UP to 20 WHSmith stores are set to close in the coming weeks, ahead of 500 high street stores being sold.
The high street newsagent is set to close another store, after confirming that 18 sites will cease trading in the coming months.
Just yesterday, it was confirmed its branch in Doncaster would shut up shop one last time on May 31.
It marks the end of a 57-year stint on the North Yorkshire high street, having first opened in the Frenchgate shopping centre back in 1968.
On the latest closure, WHSmith told local news media: “We can confirm that the WHSmith store in Doncaster will be closing in May.
“It is no longer sustainable to continue to trade from this location and the decision has been taken to close the store as a result of the forthcoming lease expiry.
This comes on top of a string of closures made by the British business since the start of the year.
Branches in Bournemouth, Luton and Cambridgeshire have already been shut.
Meanwhile, sites in Woolwich, Newport and Suffolk are getting ready to stop serving customers in April.
The full list of store closures include:
- Bournemouth Old Christchurch Road, Dorset – January 18
- Luton, Bedfordshire – January 18
- March, Cambridgeshire – January 25
- Basingstoke, Hampshire – February 1
- Long Eaton – February 1
- Newtown, Powys – February 15
- Winton branch in Bournemouth, Dorset – February 15
- Rhyl, Denbighshire – February 15
- Bolton, Greater Manchester – February
- Accrington, Lancashire – March 15
- Halstead, Essex – April
- Halesowen, West Midlands – April
- Diss, Norfolk – April
- Newport, Wales – April
- Haverhill, Suffolk – April 26
- Woolwich – April
- Stockton, County Durham – May
- Oldham, Greater Manchester – May
- West Mall, Frenchgate Centre Doncaster – May 31
- Orpington, Greater London – no date given yet
It comes as the 232 year-old British business has put its entire high street estate up for sale as it turns its focus to its more lucrative travel arm.
Earlier this year, it was found that the retailer is working with advisers at Greenhill Investment Boutique to handle the sale, hoping to reach a deal within three months.
The Sun revealed Doug Putman, the owner of HMV is in discussions with WHSmith advisers about possibly buying the 500 stores.
A takeover of WHSmith’s stores by HMV could see a return to more records and CDs sold in WHSmith shops and a potential cross-over between the two brands.
But he will have to fend off competition from other bidders including restructuring firms Alteri and Hilco.
A WHSmith spokeswoman previously told The Sun the retail group was “exploring potential strategic options for this profitable and cash generative part of the group, including a possible sale”.
However, the statement added: “There can be no certainty that any agreement will be reached, and further updates will be provided as and when appropriate.”
TROUBLE ON THE HIGH STREET
Once seemingly resilient stores are buckling under the pressure of shoppers having less money to spend and the rise in online retailing.
Last week, The Sun revealed Select Fashion was on the verge of collapse as it boarded up 35 of its affordable clothing stores.

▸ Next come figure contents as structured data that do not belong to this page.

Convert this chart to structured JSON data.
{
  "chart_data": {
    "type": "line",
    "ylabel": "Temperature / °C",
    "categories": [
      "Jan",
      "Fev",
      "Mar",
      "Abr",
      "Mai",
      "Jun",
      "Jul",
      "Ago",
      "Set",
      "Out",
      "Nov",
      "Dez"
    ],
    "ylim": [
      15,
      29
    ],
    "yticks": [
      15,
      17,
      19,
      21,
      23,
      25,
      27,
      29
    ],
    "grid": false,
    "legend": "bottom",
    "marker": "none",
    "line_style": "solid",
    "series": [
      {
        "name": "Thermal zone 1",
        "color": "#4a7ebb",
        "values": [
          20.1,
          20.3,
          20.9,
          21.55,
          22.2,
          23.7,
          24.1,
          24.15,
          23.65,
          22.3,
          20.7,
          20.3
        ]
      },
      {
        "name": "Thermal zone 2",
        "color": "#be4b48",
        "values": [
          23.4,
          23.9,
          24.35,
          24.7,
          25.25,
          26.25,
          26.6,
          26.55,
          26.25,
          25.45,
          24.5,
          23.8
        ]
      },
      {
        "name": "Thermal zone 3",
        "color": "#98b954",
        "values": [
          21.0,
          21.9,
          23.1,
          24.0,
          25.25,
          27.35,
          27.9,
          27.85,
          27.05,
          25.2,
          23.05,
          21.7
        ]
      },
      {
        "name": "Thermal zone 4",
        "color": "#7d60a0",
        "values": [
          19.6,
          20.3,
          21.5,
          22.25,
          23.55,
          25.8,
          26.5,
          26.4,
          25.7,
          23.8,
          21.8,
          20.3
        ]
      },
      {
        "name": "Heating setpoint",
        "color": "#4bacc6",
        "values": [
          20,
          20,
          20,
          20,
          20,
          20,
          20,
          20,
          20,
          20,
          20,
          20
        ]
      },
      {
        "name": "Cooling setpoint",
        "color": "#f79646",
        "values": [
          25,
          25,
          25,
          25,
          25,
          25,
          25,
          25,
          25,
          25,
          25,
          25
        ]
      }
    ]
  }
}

New Look is ramping up a store closure programme ahead of April’s National Insurance hike.
Approximately a quarter of the retailer’s 364 stores are at risk when their leases expire.
This equates to about 91 stores, with a significant impact on its 8,000-strong workforce.
Elsewhere, Pepco Group, the owner of Poundland stores in the UK, has hired hired advisory firm Teneo to oversee the sale of the business.
It comes after Pepco said it was looking at “all strategic options” to separate Poundland from its brand.
The Polish group said it might turn its focus to its more profitable businesses in Europe.
The move has sparked fears over the future of Poundland’s 800 stores across Britain.
RETAIL PAIN IN 2025
The British Retail Consortium has predicted that the Treasury’s hike to employer NICs will cost the retail sector £2.3billion.
Research by the British Chambers of Commerce shows that more than half of companies plan to raise prices by early April.
A survey of more than 4,800 firms found that 55% expect prices to increase in the next three months, up from 39% in a similar poll conducted in the latter half of 2024.
Three-quarters of companies cited the cost of employing people as their primary financial pressure.
The Centre for Retail Research (CRR) has also warned that around 17,350 retail sites are expected to shut down this year.
It comes on the back of a tough 2024 when 13,000 shops closed their doors for good, already a 28% increase on the previous year.
Professor Joshua Bamfield, director of the CRR said: “The results for 2024 show that although the outcomes for store closures overall were not as poor as in either 2020 or 2022, they are still disconcerting, with worse set to come in 2025.”
Professor Bamfield has also warned of a bleak outlook for 2025, predicting that as many as 202,000 jobs could be lost in the sector.
“By increasing both the costs of running stores and the costs on each consumer’s household it is highly likely that we will see retail job losses eclipse the height of the pandemic in 2020.”